Ugh, I just want the season to START.

Dennis February 27, 2011

Ann, I agree about not dealing Carp, but just imagine if they did manage to fleece a contending team of 3-4 prospects for a half season of Carp. Just a thought.

In reality, I think that part of the message was meant for AP, and I love that he sent it. “No one player is above the team.” Message sent. Awesome.

The Buehrle thing was coincidence, but it was no accident. Buehrle was sending a message of his own, and he was doing it without running afoul of MLB’s rules. It’s no secret that he’d like to pitch in Stl at some point. He just wanted to let people in Stl know that he’s a name to keep in mind at some point. Message received.

The scenario that makes sense would be for Buehrle to wear the Birds on the Bat in 2013 after Westbrook’s contract is up. He’d probably have to take a cut from $15M/yr, and the team would have to clear some space, but it’s unlikely that they’d be paying Lohse and Carp full price at that point as well. If Waino is playing at a lower base rate by then, they could have a nice mix with Garcia and a few younger guys. Interesting possibilities.
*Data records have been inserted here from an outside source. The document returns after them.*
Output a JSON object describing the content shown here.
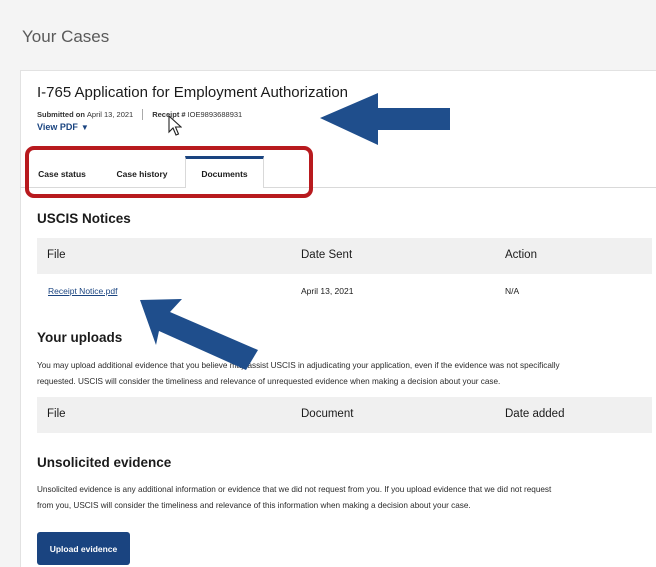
{
  "page": {
    "title": "Your Cases"
  },
  "case": {
    "title": "I-765 Application for Employment Authorization",
    "submitted_label": "Submitted on",
    "submitted_date": "April 13, 2021",
    "receipt_label": "Receipt #",
    "receipt_number": "IOE9893688931",
    "view_pdf_label": "View PDF"
  },
  "tabs": [
    {
      "label": "Case status",
      "active": false
    },
    {
      "label": "Case history",
      "active": false
    },
    {
      "label": "Documents",
      "active": true
    }
  ],
  "notices": {
    "heading": "USCIS Notices",
    "columns": [
      "File",
      "Date Sent",
      "Action"
    ],
    "rows": [
      {
        "file": "Receipt Notice.pdf",
        "date_sent": "April 13, 2021",
        "action": "N/A"
      }
    ]
  },
  "uploads": {
    "heading": "Your uploads",
    "description_line1": "You may upload additional evidence that you believe may assist USCIS in adjudicating your application, even if the evidence was not specifically",
    "description_line2": "requested. USCIS will consider the timeliness and relevance of unrequested evidence when making a decision about your case.",
    "columns": [
      "File",
      "Document",
      "Date added"
    ]
  },
  "unsolicited": {
    "heading": "Unsolicited evidence",
    "description_line1": "Unsolicited evidence is any additional information or evidence that we did not request from you. If you upload evidence that we did not request",
    "description_line2": "from you, USCIS will consider the timeliness and relevance of this information when making a decision about your case.",
    "button_label": "Upload evidence"
  },
  "annotations": {
    "highlight_color": "#b81a1e",
    "arrow_color": "#1f4e8c"
  },
  "colors": {
    "primary": "#1a4480"
  }
}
E.E. RIPPER February 27, 2011

Carpenter’s comments were about as good a hedge against any possible scenario that he or the Cards may face. Me I would select “The Blind Side” as most appropriate. Carpenter’s comments were very,very clever.
As for the Buehrle thing, I’m from Chicago & follow the Sox as well as the Cubs & Buehrle has expressed his desire to pitch in St Louis for as long as I can remember. If the Sox are sellers & the Cards buyers come July, it wouldn’t surprise me one whit to see a deal for Buehrle.
P.S. The reason for my trade scenario is that Sox are, according to the team, way over budget & cutting loose his significant 2012 option would obviously help. Secondly, Dennis I know you believe in hometown discounts, but don’t underestimate Buehrle’s very real desire to pitch for his favorite childhood team. He is genuinely that kind of guy. Just my gut feeling…..

Dennis February 27, 2011

I have the same gut feeling, but I don’t envision the Sox being sellers. Even if they are, it would take a creative restructure to fit Buehrle into the payroll. The big unknown in what Carp said is nobody else knows what his intentions are beyond this season. Maybe his career track is different than what everybody else projects.